2012年10月18日木曜日

なりたい医師への道を貫くこと

私は幸せな人間である。

やりたい仕事をして、言いたいことを言って、飲みたい物を呑んで生きている。

自分が本当にやりたいこと、それは・・・
身近な人たち、もっと言えば、日頃お世話になっている地域の皆さんに、医療と言う形で恩返しすること。
できることならば、あらゆる健康問題に対応したい。
専門外だから相談にのれないようなことはしたくない。
これが、自分にとっての、あたりまえでありふれた普通のお医者さん。
そんな医者になれたらいい。

そして、それを実践できるのが家庭医。

そう確信するからこそ、自分は今この道を歩んでいる。

医師を志すきっかけは多種多様であろうが、医師を目指した時の、なりたい医師のイメージは大雑把に分けると3通りなのではないだろうか?

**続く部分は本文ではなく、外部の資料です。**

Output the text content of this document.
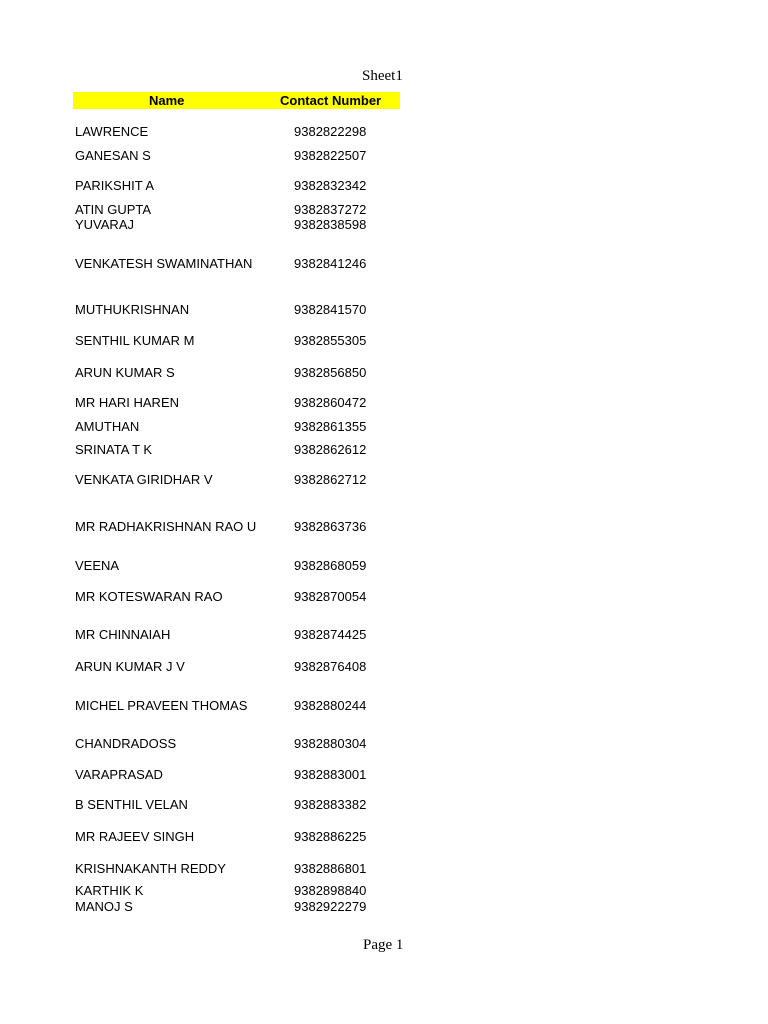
Sheet1
Name	Contact Number
LAWRENCE	9382822298
GANESAN S	9382822507
PARIKSHIT A	9382832342
ATIN GUPTA	9382837272
YUVARAJ	9382838598
VENKATESH SWAMINATHAN	9382841246
MUTHUKRISHNAN	9382841570
SENTHIL KUMAR M	9382855305
ARUN KUMAR S	9382856850
MR HARI HAREN	9382860472
AMUTHAN	9382861355
SRINATA T K	9382862612
VENKATA GIRIDHAR V	9382862712
MR RADHAKRISHNAN RAO U	9382863736
VEENA	9382868059
MR KOTESWARAN RAO	9382870054
MR CHINNAIAH	9382874425
ARUN KUMAR J V	9382876408
MICHEL PRAVEEN THOMAS	9382880244
CHANDRADOSS	9382880304
VARAPRASAD	9382883001
B SENTHIL VELAN	9382883382
MR RAJEEV SINGH	9382886225
KRISHNAKANTH REDDY	9382886801
KARTHIK K	9382898840
MANOJ S	9382922279
Page 1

① 神の手を持つスーパードクター(財前五郎 etc.)
② 身近な存在の町医者(梅ちゃん先生 etc.)
③ ①と②を兼ね備えた超人(Dr.コト― etc.)

孤島で心臓血管外科の手術をやってしまう③はさておき、自分がなりたい医者のイメージは、間違いなく②である。
そして、おそらく②をイメージして医師を志すことは案外多いように思う。
もちろん、①や③をイメージして医師を志したのであれば、トコトン追究して欲しいし、神の手やヒーロー・ヒロインを目指すべきだ!
むしろ私が残念に思うのは、②をイメージして医師を志したのに、いつのまにか①や③を目指すようになるケースがあまりにも多いこと。

これは、今の日本の医学教育制度に問題がある。
医学教育の現場に、②のような医師がほとんど存在しないのだ。
なぜなら、卒前医学教育の大半は大学内で行なわれるから。
憧れていた医師像は、大学のどこを探しても見当たらない。
大学病院に町医者のモデルがいないのは当然だが・・・

医学生たちは、①を目指す大学病院のお医者さんたちに囲まれながら、医学部の6年間をかけて、ゆっくりじっくりと②のイメージ、志していたはずの理想の医師像を徐々に忘れてゆくのだ!
そしていつしか②の医師のイメージは、①を引退した後に余生を過ごすためにやる仕事という位置づけに成り下がってゆく・・・
まるで、引退した野球選手たちが監督・コーチや解説者にまわるように、町医者は第一線を退いた後でも簡単に務まる程度の容易い仕事だと思って、それをしている医師がいるのも残念ながら事実である。

プロ野球OB戦も味があって面白いが、どうせお金を払って観るのであれば、やはり現役の真剣勝負が観たいのが当然!
それに自分の命がかかっていればなおのこと、本来のパフォーマンスができなくなったので仕方なく町医者をやっている医師と知っていて、命をあずけることができるチャレンジャーな患者さんはいないだろう。

「町医者は医師の余生ではなく人生そのものである」

こんな風に、胸を張って言えるほど、真剣勝負で質を担保していく姿勢を、利用者にも理解できる形で明確に示さない限り、患者さんの受療行動が病院志向になるのは当然なのである。

もう一度述べる。

私は幸せな人間である。

②を目指して医師を志し、そのまま②への道を歩み続けることができているから。
迷うことなく、なりたい自分を目指せる幸運に感謝しながら・・・

つまづいた時、私は自分に問いかける。

「もともと何がやりたかったのか?」

そして、もともとやりたかったことをやり続けている自分を再認識した時、また歩き出せる。
そこに、やりがいと役割を実感できるから。

今の自分のもうひとつの重大な責務は、大学に潜伏する前代未聞な町医者として、自分と同じように幸せな医療人を増やすこと。
①でも②でも、天才的な人なら③でもいいから、原点を忘れないこと。
原点を貫くことができることは最も幸せなことである。
幸せな医療人が増えることは、その何千倍もの幸せな患者さんを増やすことに等しい。
だからこそ、なりたい医師像、自分の理想を簡単に捨てないで欲しい。

なぁ~んてことを独り呑みながら考えている単身赴任な夜。